Search code examples

Negating the truthiness of a boolean evaluation causing 5x slowdown?

I'm trying to implement an octree, and for that, I need a fast AABB-ray intersection algorithm. After some searching, I came across this paper that seemed to offer that. From the source code, available here, I translated the pluecker_cls_cff function to C# as this:

public bool Intersect_2(ref RayPluecker r)
  switch (r.Classification)

    // 7 same-ish cases snipped

    case Classification.PPP:

      return !((r.Position.X > this.Max.X) || (r.Position.Y > this.Max.Y) || (r.Position.Z > this.Max.Z) ||
        (r.PlueckerCoefficient.X + r.Direction.X * this.Max.Y - r.Direction.Y * this.Min.X < 0) ||
        (r.PlueckerCoefficient.X + r.Direction.X * this.Min.Y - r.Direction.Y * this.Max.X > 0) ||
        (r.PlueckerCoefficient.Y + r.Direction.X * this.Min.Z - r.Direction.Z * this.Max.X > 0) ||
        (r.PlueckerCoefficient.Y + r.Direction.X * this.Max.Z - r.Direction.Z * this.Min.X < 0) ||
        (r.PlueckerCoefficient.Z - r.Direction.Z * this.Min.Y + r.Direction.Y * this.Max.Z < 0) ||
        (r.PlueckerCoefficient.Z - r.Direction.Z * this.Max.Y + r.Direction.Y * this.Min.Z > 0));

  return false;

This seems to work fine, but it seemed fairly slow to me (250ms to do 10 million intersects) so I tried some micro-benchmarking with different varieties.
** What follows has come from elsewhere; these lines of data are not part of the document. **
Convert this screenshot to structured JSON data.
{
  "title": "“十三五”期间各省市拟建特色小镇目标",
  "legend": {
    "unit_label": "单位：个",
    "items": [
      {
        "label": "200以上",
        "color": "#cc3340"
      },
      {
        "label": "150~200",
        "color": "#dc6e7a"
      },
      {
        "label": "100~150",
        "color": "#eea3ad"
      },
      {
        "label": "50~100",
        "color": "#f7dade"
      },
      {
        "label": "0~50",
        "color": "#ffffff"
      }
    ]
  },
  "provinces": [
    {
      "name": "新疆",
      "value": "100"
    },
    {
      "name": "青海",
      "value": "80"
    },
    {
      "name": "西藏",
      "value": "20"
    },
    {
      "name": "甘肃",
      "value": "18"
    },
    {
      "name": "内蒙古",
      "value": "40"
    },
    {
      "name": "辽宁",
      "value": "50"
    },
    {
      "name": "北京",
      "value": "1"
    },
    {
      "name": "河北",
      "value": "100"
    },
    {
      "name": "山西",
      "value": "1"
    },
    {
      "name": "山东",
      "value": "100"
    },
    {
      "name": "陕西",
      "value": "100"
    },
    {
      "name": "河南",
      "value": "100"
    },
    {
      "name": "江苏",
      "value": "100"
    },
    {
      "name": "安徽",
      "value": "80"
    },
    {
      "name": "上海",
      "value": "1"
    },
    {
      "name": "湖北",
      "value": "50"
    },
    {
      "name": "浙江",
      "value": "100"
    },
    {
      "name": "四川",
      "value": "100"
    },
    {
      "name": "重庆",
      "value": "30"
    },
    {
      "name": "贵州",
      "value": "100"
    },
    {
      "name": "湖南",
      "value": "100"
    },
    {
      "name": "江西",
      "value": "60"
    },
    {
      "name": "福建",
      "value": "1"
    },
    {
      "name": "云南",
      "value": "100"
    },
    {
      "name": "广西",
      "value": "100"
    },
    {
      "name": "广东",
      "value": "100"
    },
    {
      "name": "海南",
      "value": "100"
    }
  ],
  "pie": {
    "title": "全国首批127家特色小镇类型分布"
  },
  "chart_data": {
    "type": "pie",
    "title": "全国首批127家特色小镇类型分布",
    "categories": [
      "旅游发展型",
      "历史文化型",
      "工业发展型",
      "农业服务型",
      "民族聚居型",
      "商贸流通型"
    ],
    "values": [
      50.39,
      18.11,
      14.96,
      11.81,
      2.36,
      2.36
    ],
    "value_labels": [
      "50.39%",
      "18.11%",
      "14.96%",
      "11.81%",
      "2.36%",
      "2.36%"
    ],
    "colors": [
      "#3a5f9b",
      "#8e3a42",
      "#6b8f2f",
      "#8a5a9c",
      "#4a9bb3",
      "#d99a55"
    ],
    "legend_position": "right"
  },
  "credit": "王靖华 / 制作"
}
In one, I removed the negation that is right after the return statement and reversed all comparisons (> to < and visa versa).

It's now:

case Classification.PPP:

      return ((r.Position.X < this.Max.X) || (r.Position.Y < this.Max.Y) || (r.Position.Z < this.Max.Z) ||
        (r.PlueckerCoefficient.X + r.Direction.X * this.Max.Y - r.Direction.Y * this.Min.X > 0) ||
        (r.PlueckerCoefficient.X + r.Direction.X * this.Min.Y - r.Direction.Y * this.Max.X < 0) ||
        (r.PlueckerCoefficient.Y + r.Direction.X * this.Min.Z - r.Direction.Z * this.Max.X < 0) ||
        (r.PlueckerCoefficient.Y + r.Direction.X * this.Max.Z - r.Direction.Z * this.Min.X > 0) ||
        (r.PlueckerCoefficient.Z - r.Direction.Z * this.Min.Y + r.Direction.Y * this.Max.Z > 0) ||
        (r.PlueckerCoefficient.Z - r.Direction.Z * this.Max.Y + r.Direction.Y * this.Min.Z < 0));

This should give the same result, right? It seemed so, as it returns the same results as the negated version with a couple of test cases. However, in the benchmark, it was 5x faster (50ms to do 10 million intersects)! I'm sure it wasn't being optimized out, my benchmark looks like this:

for (int i = 0; i < 10000000; i++)
  if (!box.Intersect_3(ref ray))
    throw new Exception();

What can explain this huge difference? I'm running .NET 4.0 on x86.


  • Your second code doesn't do the same thing as your first.

    In addition to the changes you already made, you need to turn all your ORs into ANDs. (See De Morgan's Laws.)

    I'll bet that after you make the fix, your two versions will run at the same speed.